Die weiteren, im Jahr 2007 erhaltenen Einnahmen in Höhe von 5.000 € wurden nicht aufgrund des Kooperationsvertrages geleistet und waren die darauf entfallenden Einkünfte in Höhe von 2.896,57 € daher dem (vollen) Durchschnittsteuersatz zu unterziehen. Der Einkommensteuerbescheid war daher spruchgemäß abzuändern.

Die Nettoeinnahmen des Jahres 2007 in Höhe von 54.166,67 € hat das Finanzamt zu Recht der Umsatzsteuer unterzogen, da es sich hiebei um eine steuerpflichtige sonstige Leistung im Sinne des § 3a UStG 1994 gehandelt hat. Die Berufung war daher in diesem Punkt als unbegründet abzuweisen.
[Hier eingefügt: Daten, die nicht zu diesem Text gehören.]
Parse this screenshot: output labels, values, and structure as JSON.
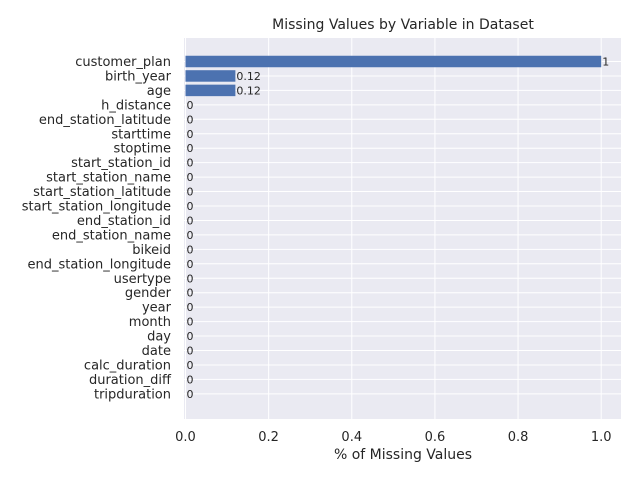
{
  "chart_data": {
    "type": "bar",
    "orientation": "horizontal",
    "title": "Missing Values by Variable in Dataset",
    "xlabel": "% of Missing Values",
    "ylabel": "",
    "xlim": [
      0.0,
      1.05
    ],
    "xticks": [
      0.0,
      0.2,
      0.4,
      0.6,
      0.8,
      1.0
    ],
    "xtick_labels": [
      "0.0",
      "0.2",
      "0.4",
      "0.6",
      "0.8",
      "1.0"
    ],
    "grid": true,
    "colors": {
      "bar": "#4c72b0",
      "plot_bg": "#eaeaf2",
      "grid": "#ffffff",
      "text": "#262626"
    },
    "categories": [
      "customer_plan",
      "birth_year",
      "age",
      "h_distance",
      "end_station_latitude",
      "starttime",
      "stoptime",
      "start_station_id",
      "start_station_name",
      "start_station_latitude",
      "start_station_longitude",
      "end_station_id",
      "end_station_name",
      "bikeid",
      "end_station_longitude",
      "usertype",
      "gender",
      "year",
      "month",
      "day",
      "date",
      "calc_duration",
      "duration_diff",
      "tripduration"
    ],
    "values": [
      1,
      0.12,
      0.12,
      0,
      0,
      0,
      0,
      0,
      0,
      0,
      0,
      0,
      0,
      0,
      0,
      0,
      0,
      0,
      0,
      0,
      0,
      0,
      0,
      0
    ],
    "data_labels": [
      "1",
      "0.12",
      "0.12",
      "0",
      "0",
      "0",
      "0",
      "0",
      "0",
      "0",
      "0",
      "0",
      "0",
      "0",
      "0",
      "0",
      "0",
      "0",
      "0",
      "0",
      "0",
      "0",
      "0",
      "0"
    ]
  }
}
4. Festsetzung von Säumniszuschlägen

Gemäß § 217 Abs. 1 BAO sind Säumniszuschläge zu entrichten, wenn eine Abgabe ausgenommen Nebengebühren (§ 3 Abs. 2 lit. d) nicht spätestens am Fälligkeitstag entrichtet wird. Der erste Säumniszuschlag beträgt 2% des nicht zeitgerecht entrichteten Abgabenbetrages (§ 217 Abs. 2 BAO).

Das Finanzamt hat die Säumniszuschläge festgesetzt, weil festgesetzten Umsatzsteuern für die Jahre 2006 und 2007 nicht fristgerecht entrichtet wurden.

Die die Festsetzung der Umsatzsteuer für das Jahr 2006, wie oben ausgeführt, zu Unrecht erfolgt ist, erfolgte auch die Festsetzung des Säumniszuschlages für die Umsatzsteuer 2006 in Höhe 116,95 € zu Unrecht. Die Festsetzung des Säumniszuschlages für die Umsatzsteuer Jahres 2007 erfolgte hingegen zu Recht, da das Finanzamt auch die Umsatzsteuer für das Jahr 2007 auch in dieser Höhe zu Recht festsetzte.

Der Bescheid über die Festsetzung von ersten Säumniszuschlägen war daher spruchgemäß abzuändern.